You can solve for [tex]\sin^2\theta[/tex], then take square roots:
[tex]2\sin^2\theta=1\implies\sin^2\theta=\dfrac12\implies\sin\theta=\pm\dfrac1{\sqrt2}[/tex]
Then
[tex]\theta=\dfrac\pi4+2n\pi,\dfrac{3\pi}4+2n\pi,-\dfrac\pi4+2n\pi,\text{ or }-\dfrac{3\pi}4+2n\pi[/tex]

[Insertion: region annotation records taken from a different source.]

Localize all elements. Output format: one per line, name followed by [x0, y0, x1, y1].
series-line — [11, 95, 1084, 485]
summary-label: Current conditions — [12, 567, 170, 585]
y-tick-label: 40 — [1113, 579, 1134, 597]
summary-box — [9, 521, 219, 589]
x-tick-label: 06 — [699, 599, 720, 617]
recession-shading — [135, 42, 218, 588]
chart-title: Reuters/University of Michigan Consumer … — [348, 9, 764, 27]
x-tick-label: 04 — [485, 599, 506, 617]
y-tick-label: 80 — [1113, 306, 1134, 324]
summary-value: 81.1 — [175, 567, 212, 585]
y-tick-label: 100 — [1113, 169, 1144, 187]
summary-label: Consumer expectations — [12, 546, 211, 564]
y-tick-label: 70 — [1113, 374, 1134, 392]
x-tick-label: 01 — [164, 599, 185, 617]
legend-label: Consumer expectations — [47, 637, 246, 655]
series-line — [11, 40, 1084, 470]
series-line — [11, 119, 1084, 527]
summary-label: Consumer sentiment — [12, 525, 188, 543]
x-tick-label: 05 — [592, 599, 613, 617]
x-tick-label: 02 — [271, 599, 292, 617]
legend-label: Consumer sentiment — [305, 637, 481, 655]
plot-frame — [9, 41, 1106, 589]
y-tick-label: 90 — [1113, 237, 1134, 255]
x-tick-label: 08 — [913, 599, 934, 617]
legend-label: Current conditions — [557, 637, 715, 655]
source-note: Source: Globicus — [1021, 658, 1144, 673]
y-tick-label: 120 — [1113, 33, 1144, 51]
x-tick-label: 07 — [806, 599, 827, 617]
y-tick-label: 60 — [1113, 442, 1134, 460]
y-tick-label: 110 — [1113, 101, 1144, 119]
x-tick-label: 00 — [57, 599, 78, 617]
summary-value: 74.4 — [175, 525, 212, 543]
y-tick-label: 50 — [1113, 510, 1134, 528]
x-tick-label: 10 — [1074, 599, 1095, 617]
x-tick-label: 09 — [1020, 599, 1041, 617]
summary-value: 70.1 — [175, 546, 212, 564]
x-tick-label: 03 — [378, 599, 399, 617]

where [tex]n[/tex] is any integer; we get the following solutions in the interval [tex]0\le\theta\le2\pi[/tex]:
[tex]\boxed{\theta=\dfrac\pi4,\dfrac{3\pi}4,\dfrac{5\pi}4,\dfrac{7\pi}4}[/tex]
Or, you can use the double angle identity:
[tex]\sin^2\theta=\dfrac{1-\cos(2\theta)}2=\dfrac12\implies1-\cos(2\theta)=1\implies\cos(2\theta)=0[/tex]
Then
[tex]2\theta=\dfrac\pi2+n\pi\implies\theta=\dfrac\pi4+\dfrac{n\pi}2[/tex]
where [tex]n[/tex] is any integer, and we get the same solutions as above within the prescribed interval.